Alcuni commentatori hanno stigmatizzato la modalità violenta del branco, sottolineando il fatto che la provincia italiana sia diventata quasi il luogo di una violenza inutile e pericolosa, espressione di una morale civica ormai cancellata dal DNA della gente. Noi rifiutiamo questa analisi. La provincia italiana è e resta nel suo complesso sana. Ma i giovani e gli emarginati sono fragili, dato che il luogo dove si insegnava l’educazione e il senso civico era la famiglia, oggi in crisi o scomparsa. Una famiglia tradizionale che era la camera di compensazione tra l’individuo e la società. Oggi non esiste più. L’individuo è gettato nell’agone della società ed è solo e nessuno è più in grado di aiutarlo. Essendo solo, l’individuo è anche debole, quindi cerca una sua forza nel branco.
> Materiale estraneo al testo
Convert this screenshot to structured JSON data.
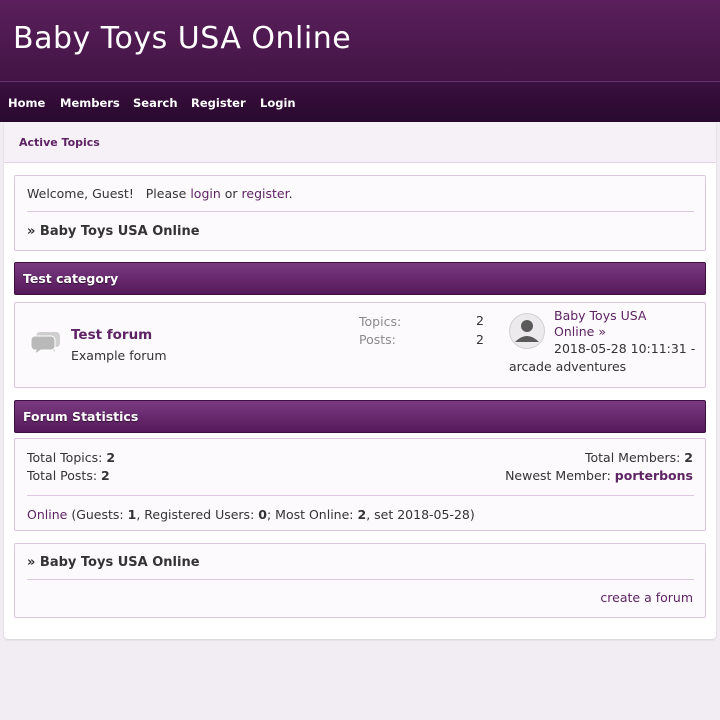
{
  "header": {
    "site_title": "Baby Toys USA Online"
  },
  "nav": {
    "home": "Home",
    "members": "Members",
    "search": "Search",
    "register": "Register",
    "login": "Login"
  },
  "subbar": {
    "active_topics": "Active Topics"
  },
  "welcome": {
    "prefix": "Welcome, Guest!   Please",
    "login": "login",
    "or": "or",
    "register": "register",
    "period": ".",
    "breadcrumb": "» Baby Toys USA Online"
  },
  "category": {
    "title": "Test category",
    "forum": {
      "name": "Test forum",
      "description": "Example forum",
      "topics_label": "Topics:",
      "topics_value": "2",
      "posts_label": "Posts:",
      "posts_value": "2",
      "last_post_link_line1": "Baby Toys USA",
      "last_post_link_line2": "Online",
      "last_post_arrow": "»",
      "last_post_date": "2018-05-28 10:11:31 -",
      "last_post_author": "arcade adventures"
    }
  },
  "stats": {
    "title": "Forum Statistics",
    "total_topics_label": "Total Topics:",
    "total_topics_value": "2",
    "total_posts_label": "Total Posts:",
    "total_posts_value": "2",
    "total_members_label": "Total Members:",
    "total_members_value": "2",
    "newest_member_label": "Newest Member:",
    "newest_member_value": "porterbons",
    "online_link": "Online",
    "guests_label": "(Guests:",
    "guests_value": "1",
    "registered_label": ", Registered Users:",
    "registered_value": "0",
    "most_online_label": "; Most Online:",
    "most_online_value": "2",
    "most_online_date": ", set 2018-05-28)"
  },
  "footer": {
    "breadcrumb": "» Baby Toys USA Online",
    "create_forum": "create a forum"
  },
  "colors": {
    "header": "#4e1a51",
    "nav": "#2f0c33",
    "accent": "#5e2363",
    "page_bg": "#f2ecf3"
  }
}
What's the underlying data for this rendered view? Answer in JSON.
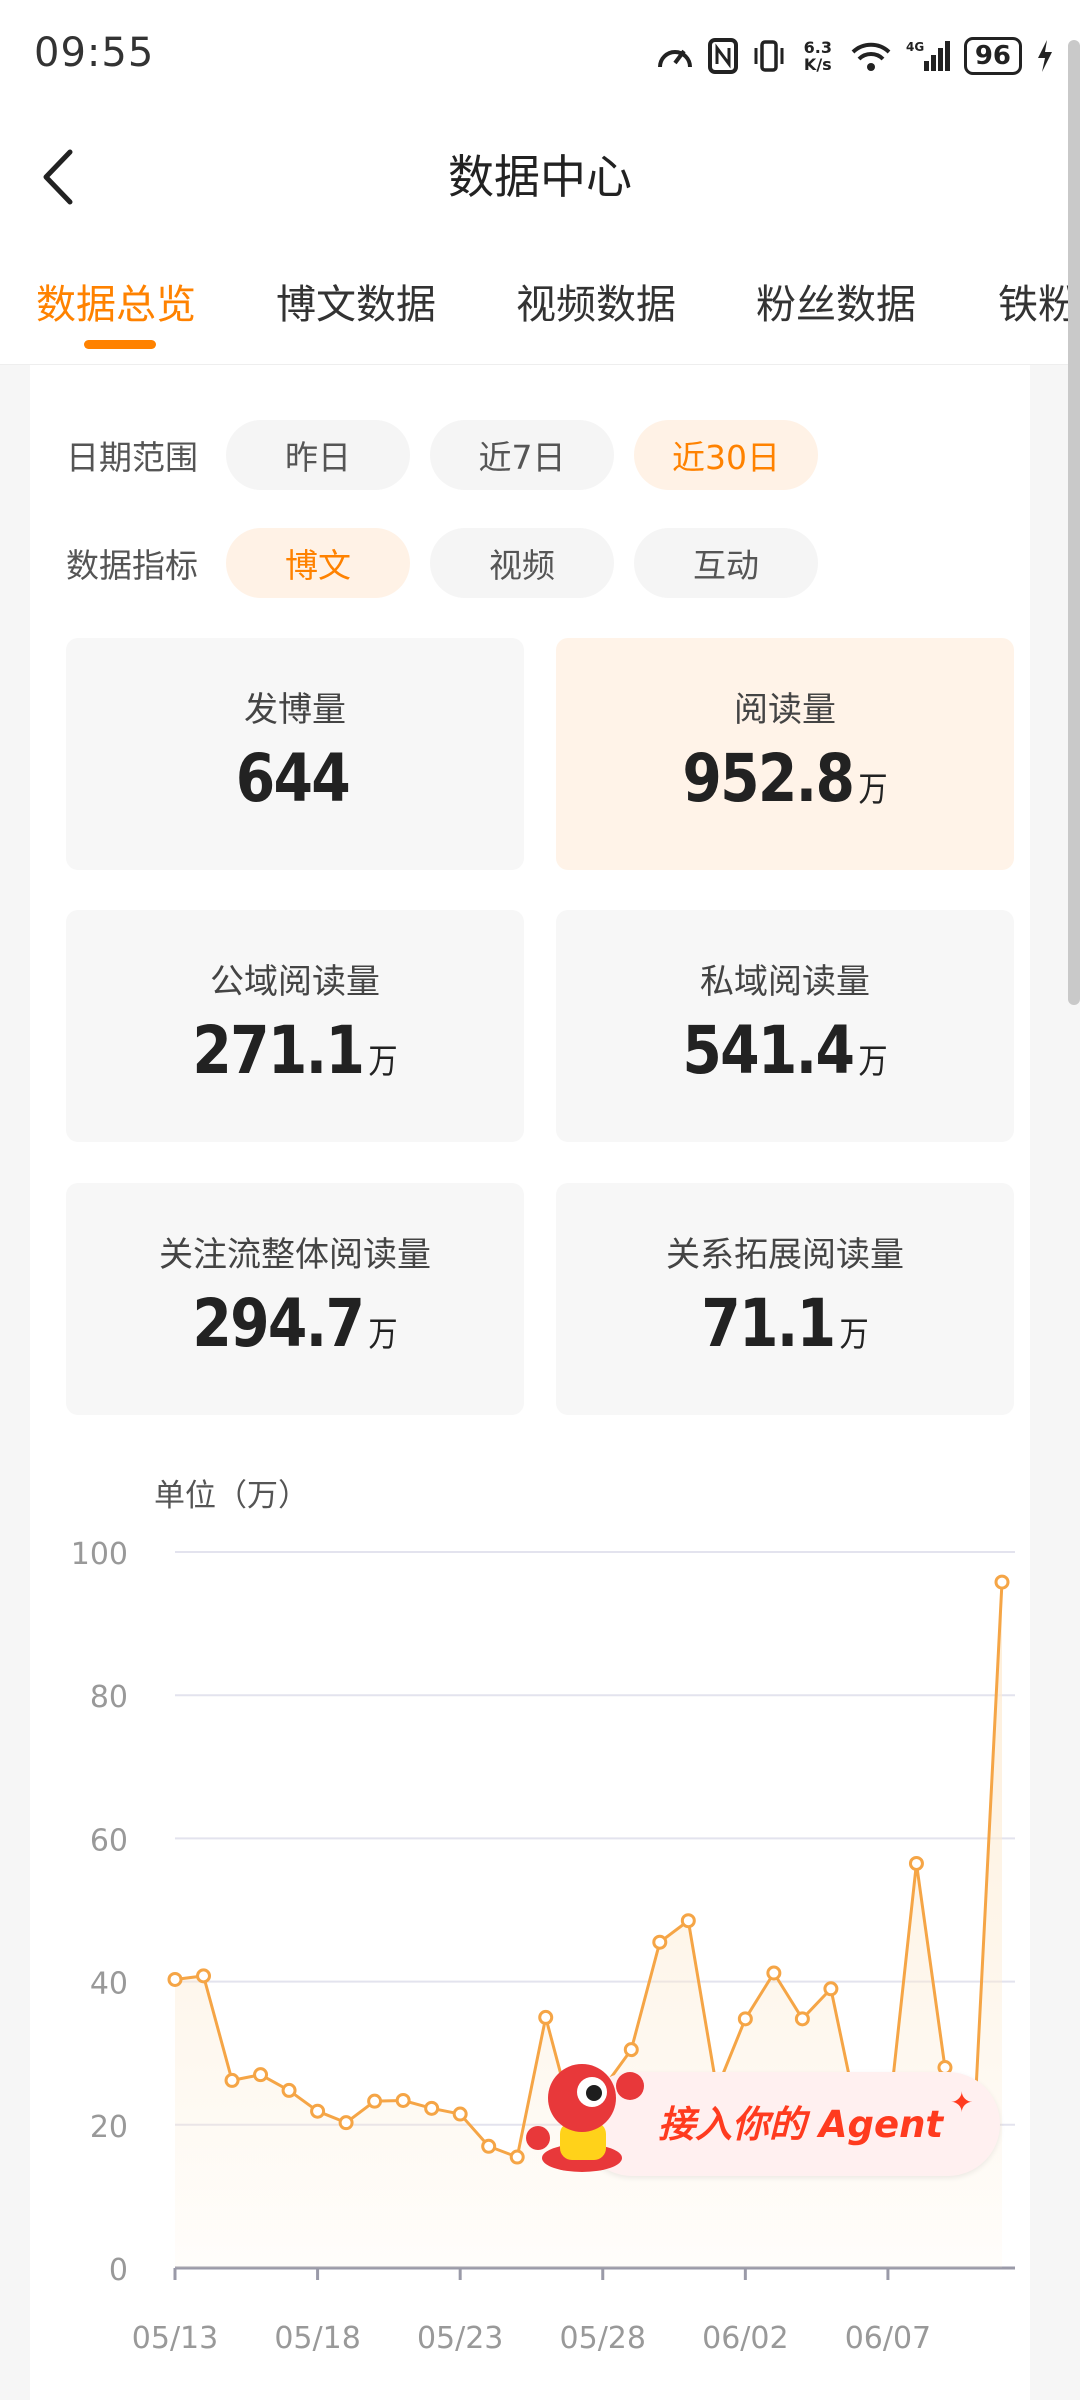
{
  "status": {
    "time": "09:55",
    "speed": "6.3\nK/s",
    "battery": "96"
  },
  "header": {
    "title": "数据中心"
  },
  "tabs": [
    "数据总览",
    "博文数据",
    "视频数据",
    "粉丝数据",
    "铁粉"
  ],
  "filters": {
    "date_label": "日期范围",
    "date_options": [
      "昨日",
      "近7日",
      "近30日"
    ],
    "date_selected": "近30日",
    "metric_label": "数据指标",
    "metric_options": [
      "博文",
      "视频",
      "互动"
    ],
    "metric_selected": "博文"
  },
  "stats": [
    {
      "label": "发博量",
      "value": "644",
      "unit": ""
    },
    {
      "label": "阅读量",
      "value": "952.8",
      "unit": "万"
    },
    {
      "label": "公域阅读量",
      "value": "271.1",
      "unit": "万"
    },
    {
      "label": "私域阅读量",
      "value": "541.4",
      "unit": "万"
    },
    {
      "label": "关注流整体阅读量",
      "value": "294.7",
      "unit": "万"
    },
    {
      "label": "关系拓展阅读量",
      "value": "71.1",
      "unit": "万"
    }
  ],
  "chart_unit": "单位（万）",
  "chart_data": {
    "type": "line",
    "x_ticks": [
      "05/13",
      "05/18",
      "05/23",
      "05/28",
      "06/02",
      "06/07"
    ],
    "x": [
      "05/13",
      "05/14",
      "05/15",
      "05/16",
      "05/17",
      "05/18",
      "05/19",
      "05/20",
      "05/21",
      "05/22",
      "05/23",
      "05/24",
      "05/25",
      "05/26",
      "05/27",
      "05/28",
      "05/29",
      "05/30",
      "05/31",
      "06/01",
      "06/02",
      "06/03",
      "06/04",
      "06/05",
      "06/06",
      "06/07",
      "06/08",
      "06/09",
      "06/10",
      "06/11"
    ],
    "values": [
      40.3,
      40.8,
      26.2,
      27.0,
      24.8,
      21.9,
      20.3,
      23.3,
      23.4,
      22.3,
      21.5,
      17.0,
      15.5,
      35.0,
      20.0,
      25.0,
      30.5,
      45.5,
      48.5,
      25.0,
      34.8,
      41.2,
      34.8,
      39.0,
      20.0,
      20.0,
      56.5,
      28.0,
      18.0,
      95.8
    ],
    "ylim": [
      0,
      100
    ],
    "y_ticks": [
      0,
      20,
      40,
      60,
      80,
      100
    ],
    "grid": true,
    "colors": {
      "line": "#f5a546",
      "point_fill": "#ffffff",
      "area": "#fdebd2",
      "grid": "#e3e3ee",
      "axis": "#9a9aa8"
    }
  },
  "agent_badge": {
    "text": "接入你的 Agent"
  }
}
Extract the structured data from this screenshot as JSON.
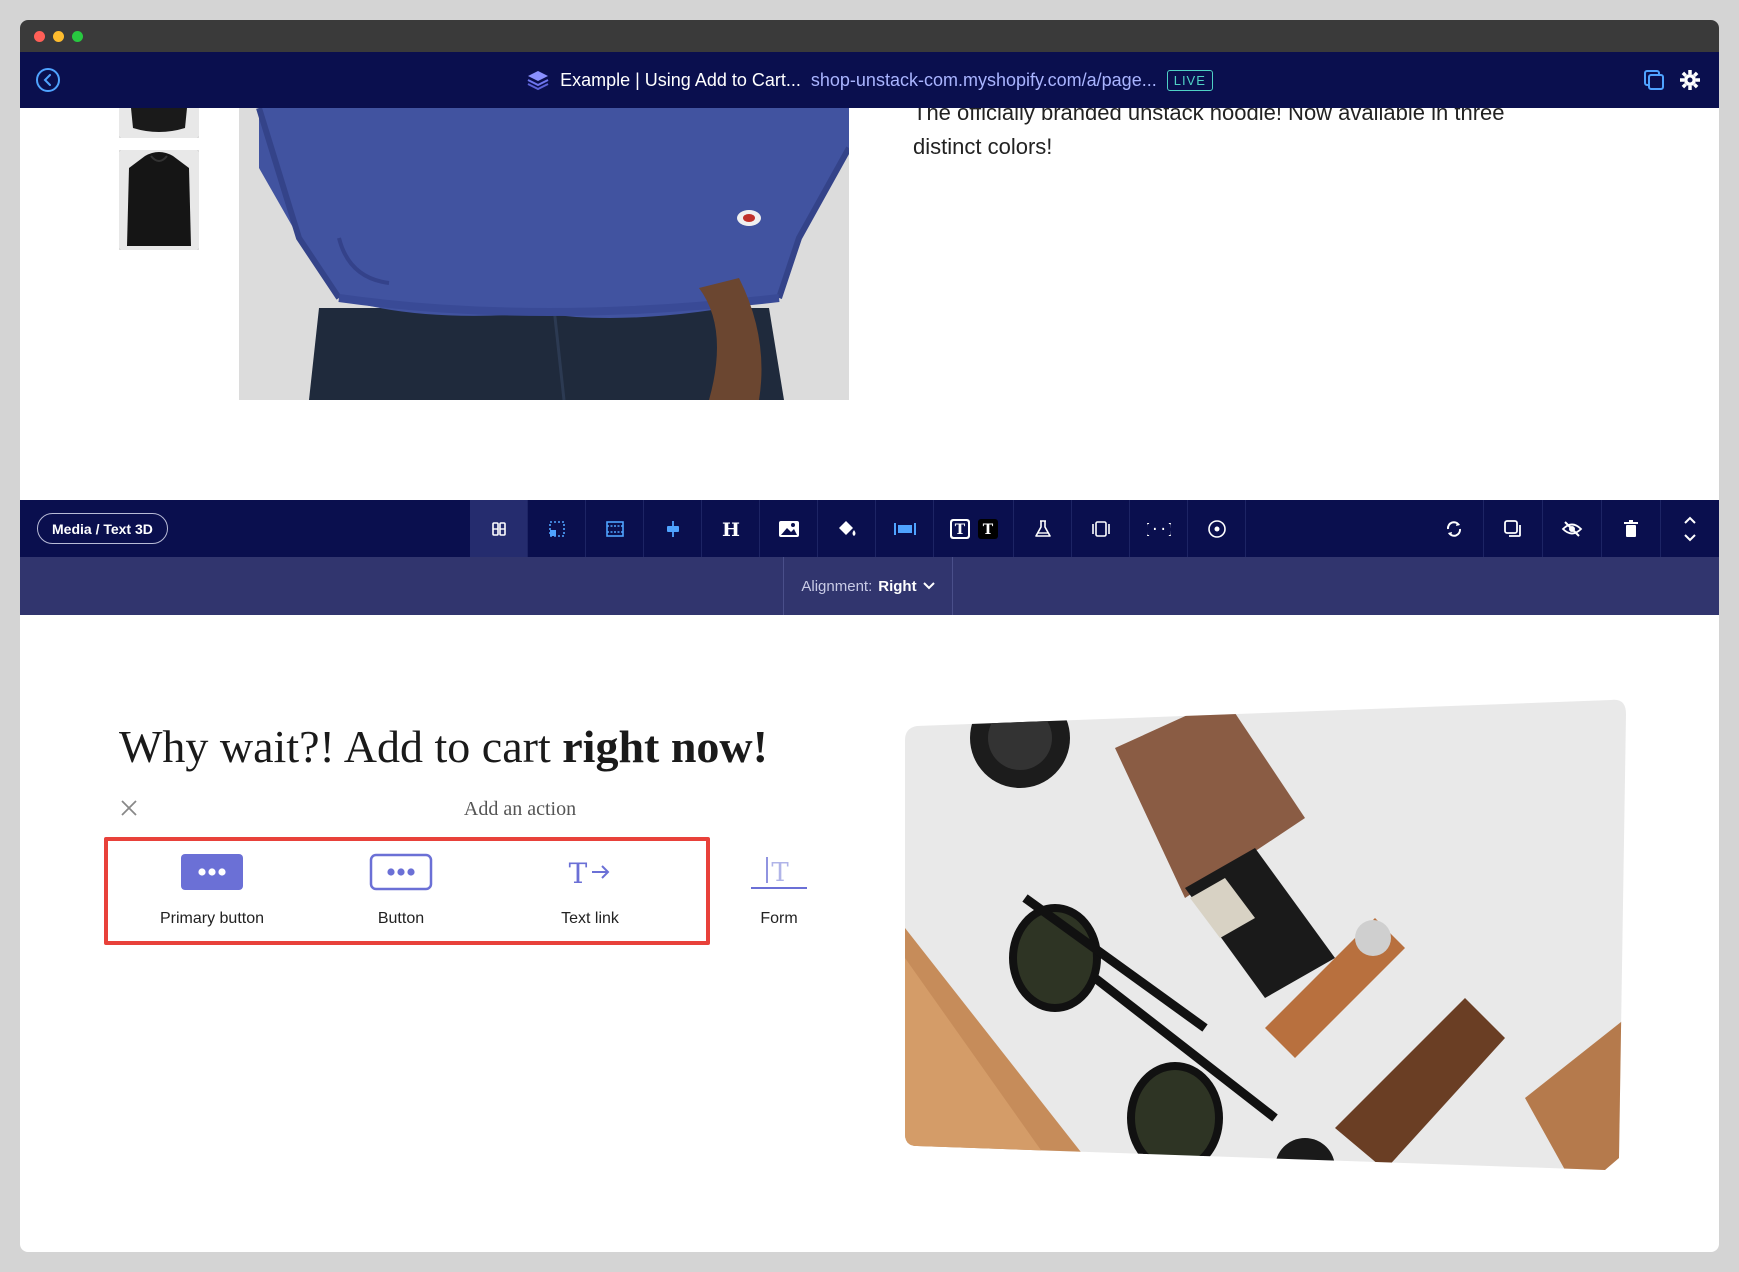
{
  "appbar": {
    "page_title": "Example | Using Add to Cart...",
    "page_url": "shop-unstack-com.myshopify.com/a/page...",
    "live_badge": "LIVE"
  },
  "product": {
    "description_line1": "The officially branded unstack hoodie! Now available in three",
    "description_line2": "distinct colors!"
  },
  "toolbar": {
    "block_name": "Media / Text 3D",
    "tools": [
      "layout-icon",
      "crop-icon",
      "section-icon",
      "align-icon",
      "heading-icon",
      "image-icon",
      "paint-bucket-icon",
      "width-icon",
      "text-style-icon",
      "flask-icon",
      "columns-icon",
      "code-icon",
      "target-icon"
    ],
    "right_tools": [
      "sync-icon",
      "duplicate-icon",
      "hide-icon",
      "trash-icon",
      "reorder-icon"
    ]
  },
  "subbar": {
    "alignment_label": "Alignment:",
    "alignment_value": "Right"
  },
  "content": {
    "headline_regular": "Why wait?! Add to cart ",
    "headline_bold": "right now!",
    "action_title": "Add an action",
    "actions": [
      {
        "label": "Primary button",
        "icon": "primary-button-icon"
      },
      {
        "label": "Button",
        "icon": "button-icon"
      },
      {
        "label": "Text link",
        "icon": "text-link-icon"
      },
      {
        "label": "Form",
        "icon": "form-icon"
      }
    ]
  },
  "colors": {
    "appbar_bg": "#0a0f4e",
    "subbar_bg": "#31356e",
    "accent": "#6b70d6",
    "highlight": "#e8413a",
    "live": "#4fd1c5"
  }
}
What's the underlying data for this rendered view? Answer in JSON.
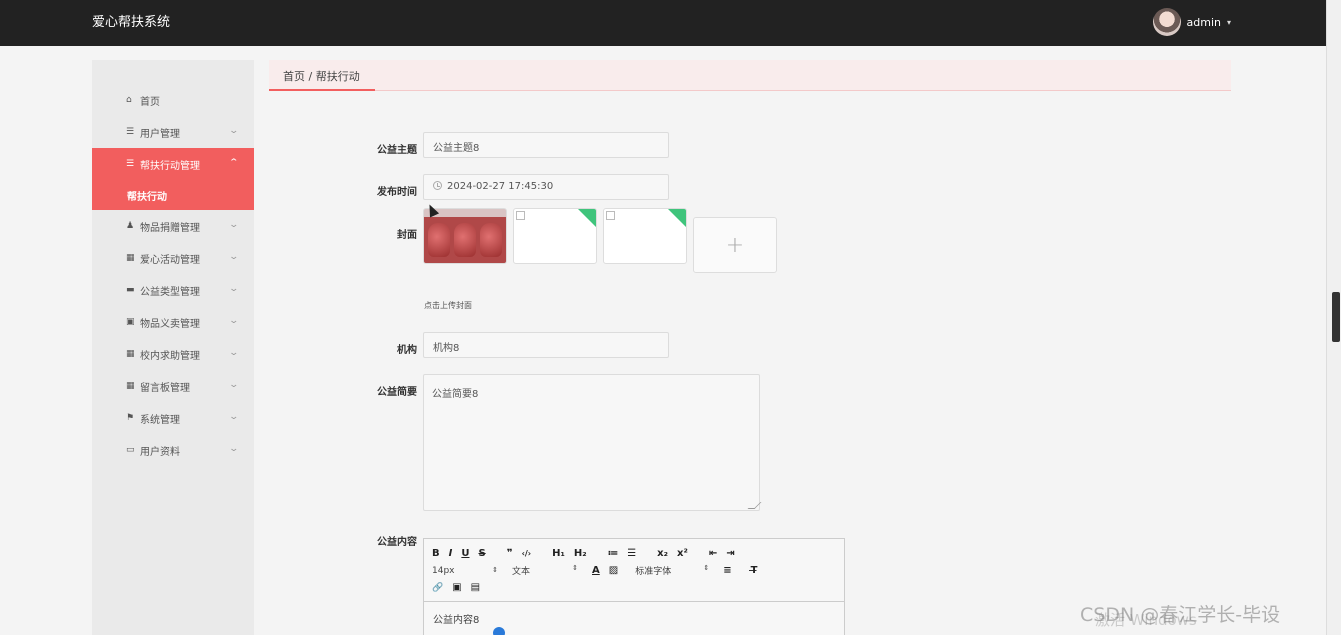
{
  "header": {
    "app_title": "爱心帮扶系统",
    "username": "admin",
    "caret": "▾"
  },
  "sidebar": {
    "items": [
      {
        "label": "首页",
        "icon": "home-icon",
        "glyph": "⌂"
      },
      {
        "label": "用户管理",
        "icon": "list-icon",
        "glyph": "☰"
      },
      {
        "label": "帮扶行动管理",
        "icon": "list-icon",
        "glyph": "☰",
        "active": true,
        "sub": [
          "帮扶行动"
        ]
      },
      {
        "label": "物品捐赠管理",
        "icon": "user-icon",
        "glyph": "♟"
      },
      {
        "label": "爱心活动管理",
        "icon": "grid-icon",
        "glyph": "▦"
      },
      {
        "label": "公益类型管理",
        "icon": "comment-icon",
        "glyph": "▬"
      },
      {
        "label": "物品义卖管理",
        "icon": "chart-icon",
        "glyph": "▣"
      },
      {
        "label": "校内求助管理",
        "icon": "grid-icon",
        "glyph": "▦"
      },
      {
        "label": "留言板管理",
        "icon": "grid-icon",
        "glyph": "▦"
      },
      {
        "label": "系统管理",
        "icon": "flag-icon",
        "glyph": "⚑"
      },
      {
        "label": "用户资料",
        "icon": "card-icon",
        "glyph": "▭"
      }
    ],
    "chevron_down": "⌄",
    "chevron_up": "⌃"
  },
  "breadcrumb": "首页 / 帮扶行动",
  "form": {
    "topic_label": "公益主题",
    "topic_value": "公益主题8",
    "time_label": "发布时间",
    "time_value": "2024-02-27 17:45:30",
    "cover_label": "封面",
    "upload_plus": "+",
    "upload_hint": "点击上传封面",
    "org_label": "机构",
    "org_value": "机构8",
    "summary_label": "公益简要",
    "summary_value": "公益简要8",
    "content_label": "公益内容",
    "content_value": "公益内容8"
  },
  "editor": {
    "row1": [
      "B",
      "I",
      "U",
      "S",
      "❞",
      "‹/›",
      "H₁",
      "H₂",
      "≔",
      "☰",
      "x₂",
      "x²",
      "⇤",
      "⇥"
    ],
    "font_size": "14px",
    "text_type": "文本",
    "font_family": "标准字体",
    "select_arrow": "⇕",
    "row2_btns": [
      "A",
      "▨",
      "≡",
      "T̶"
    ],
    "row3": [
      "🔗",
      "▣",
      "▤"
    ]
  },
  "watermark": "CSDN @春江学长-毕设",
  "watermark2": "激活 Windows"
}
Se uno prendesse singolarmente i membri del branco, si accorgerebbe della fragilità, che sconfina spesso nella codardia, del componente, ma insieme agli altri si dà forza, diventa tracotante e aggressivo e, infine, violento. E’ errato pensare che quei ragazzi, chiunque siano, non sono pericolosi, se estrapolati dal branco, anzi sono ancora più pericolosi, perché arrabbiati con una società che li ha di fatto emarginati, al cui interno non contano nulla. E da qui la loro repressa aggressività che esplode contro chi è ancora più fragile e debole, come il singolo ragazzo, che diviene preda e vittima sacrificale sull’altare della loro stupida violenta reazione alla società, attraverso la quale loro consumano il rito dell’affrancamento dalle convenzioni che la società impone, come il rispetto dell’altro. Reagiscono così per dimostrare la loro forza, la loro libertà, mentre in realtà dimostrano di essere dei deboli, degli insulsi e degli autolesionisti che non hanno affatto in considerazione la vita altrui e la propria.
Se questi delinquenti saranno assicurati alla giustizia, ci si accorgerà che sono giovani e si dirà, da parte dei loro legali, che non si rendevano conto di ciò che stavano facendo. Invece, hanno realizzato quello che volevano fare: dare una lezione alla società che li ha emarginati e che non garantisce loro alcun futuro, eliminando fisicamente un altro ragazzo come loro, ma che in quel momento era di ostacolo alla loro futile affermazione sociale davanti agli avventori del locale. E chi manca loro di rispetto nel loro inutile mondo, allora deve essere sistemato con una dura lezione, non importa se questi soccomberà. E’ la legge del più forte, non è certo la legge morale della convivenza civile.